Intervention de Paul-André Colombani

Séance en hémicycle du lundi 14 novembre 2022 à 16h00
Comités sociaux et économiques de la poste — Discussion générale

Photo issue du site de l'Assemblée nationale ou de WikipediaPaul-André Colombani :

Aborder les conditions du dialogue social au sein d'une entreprise telle que La Poste n'a rien d'anodin. D'abord, cela nécessite de prendre en considération la pluralité des statuts des employés, qu'ils soient fonctionnaires, agents contractuels de droit public, salariés, mais aussi intérimaires. Cette coexistence a justifié l'instauration d'instances représentatives du personnel adaptées aux spécificités de l'entreprise.

Surtout, au-delà de ces particularités statutaires, La Poste assure au quotidien des missions de service public, qu'il s'agisse du service postal, de l'accessibilité bancaire, de l'aménagement du territoire ou encore du transport de la presse : ces prérogatives sont essentielles pour l'ensemble des Français, en particulier ceux qui habitent dans des territoires géographiquement isolés.

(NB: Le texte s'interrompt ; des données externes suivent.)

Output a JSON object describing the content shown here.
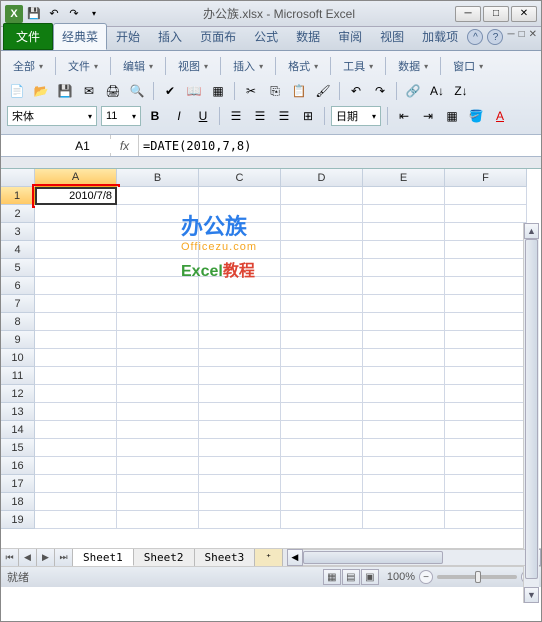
{
  "title": "办公族.xlsx - Microsoft Excel",
  "tabs": {
    "file": "文件",
    "classic": "经典菜",
    "items": [
      "开始",
      "插入",
      "页面布",
      "公式",
      "数据",
      "审阅",
      "视图",
      "加载项"
    ]
  },
  "ribbon_menus": [
    "全部",
    "文件",
    "编辑",
    "视图",
    "插入",
    "格式",
    "工具",
    "数据",
    "窗口"
  ],
  "font": {
    "name": "宋体",
    "size": "11",
    "date_label": "日期"
  },
  "name_box": "A1",
  "fx_label": "fx",
  "formula": "=DATE(2010,7,8)",
  "columns": [
    "A",
    "B",
    "C",
    "D",
    "E",
    "F"
  ],
  "row_count": 19,
  "selected_cell": {
    "col": "A",
    "row": 1,
    "value": "2010/7/8"
  },
  "watermark": {
    "line1": "办公族",
    "line2": "Officezu.com",
    "line3a": "Excel",
    "line3b": "教程"
  },
  "sheets": [
    "Sheet1",
    "Sheet2",
    "Sheet3"
  ],
  "active_sheet": 0,
  "status": {
    "ready": "就绪",
    "zoom": "100%"
  }
}
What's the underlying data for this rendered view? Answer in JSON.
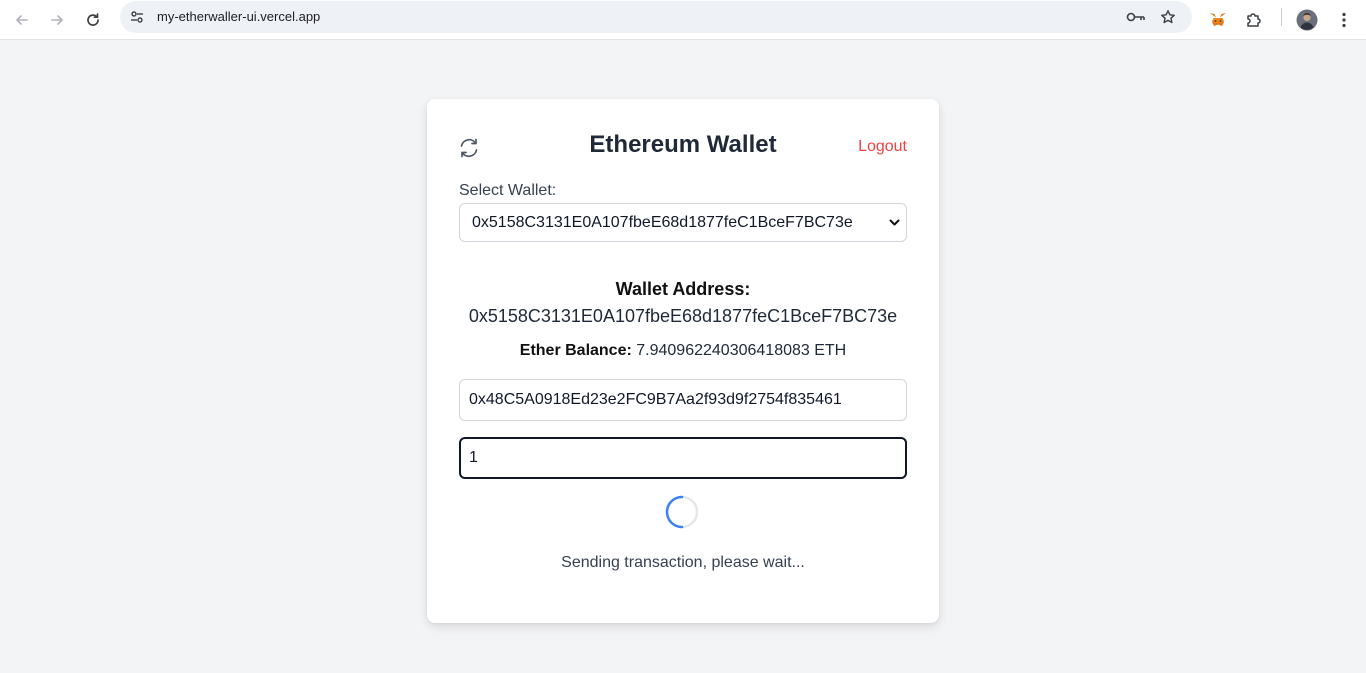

C'est pourquoi s'assurer de la qualité du dialogue social et des conditions de travail au sein de cette entreprise, c'est aussi participer à la qualité de son service public sur l'ensemble du territoire. Cela est d'autant plus important à l'heure actuelle que La Poste a connu, ces dernières années, de multiples difficultés, obligeant les usagers à s'adapter : présence territoriale en baisse, avec 5 300 bureaux de poste dits de plein exercice dans l'ensemble du pays contre 8 414 en 2017 ; fracture numérique, avec la dématérialisation des services postaux qui accroît les inégalités dans l'accès à ces services ; hausse tarifaire, avec le prix du timbre vert passé de 46 centimes en 2003 à 1,17 euro en 2022, enfin, bien entendu, augmentation de la pénibilité du travail, soulignée par les personnels des centres de tri et des agences postales.

Malgré ces défis, La Poste est et reste un acteur indispensable dans la vie de nos territoires. Elle est vecteur de lien social car elle permet de lutter contre l'isolement des personnes âgées ou à mobilité réduite ; elle est utile et concrète. Pour résumer, elle aspire à traiter partout ses usagers comme des personnes et non comme des numéros et il est de notre responsabilité de lui en donner les moyens. C'est pourquoi le groupe Libertés, indépendants, outre-mer et territoires formule deux exigences concernant ce texte qui prévoit la mise en place des CSE au sein de La Poste.

La première exigence est le respect de la négociation. Nous prenons acte des concertations en cours entre la direction et les organisations syndicales, mais il est indispensable de prolonger la période de transition jusqu'à la fin 2024, car cette réforme constitue un chantier de grande ampleur. Le bilan provisoire des CSE est pour le moins mitigé : nous déplorons de nombreuses situations de carence, avec une majorité de CSE mis en place de manière unilatérale, et non à l'issue d'un accord. Afin d'éviter ces écueils, nous réaffirmons le besoin d'instances de représentation suffisamment nombreuses, suffisamment proches des personnels et armées pour aborder tous les sujets, en particulier la santé et la prévention des risques psychosociaux. La disparition des CHSCT ne doit pas faire passer ces questions au second plan.

Notre seconde exigence est celle de la proximité. Nous devons préserver l'ancrage territorial, condition sine qua non de la bonne tenue du dialogue social au sein de La Poste. La réduction du nombre d'instances fera nécessairement perdre en proximité géographique et cette question se pose avec plus d'acuité encore dans les territoires ultramarins et en Corse : les premières propositions ne prévoyaient d'ailleurs qu'un seul CSE pour l'ensemble de l'outre-mer et aucun pour la Corse, ce qui n'est évidemment pas acceptable. Il semblerait que la direction soit prête à évoluer sur ce sujet et nous saluons l'engagement du rapporteur en la matière. Si nous sommes d'accord avec lui pour considérer que la loi ne doit pas être bavarde, nous regrettons la fâcheuse habitude qui consiste à faire des territoires insulaires les grands oubliés de ce genre de réforme – cela s'est vérifié une fois encore.

C'est pourquoi nous proposerons par voie d'amendement que l'ancrage territorial soit inscrit dans la loi, sans préempter le résultat des négociations internes entre les syndicats et la direction. Il serait d'ailleurs incohérent qu'une entreprise qui a fait de la proximité son maître mot s'en affranchisse au moment d'organiser la représentation de son personnel.

De la forte diversité des métiers, des missions et des territoires naît la nécessité d'instances représentatives suffisantes et proches des employés représentés. Par conséquent, nous défendrons une vision territorialisée de la réforme, dans l'intérêt des personnels de La Poste et de l'ensemble des usagers.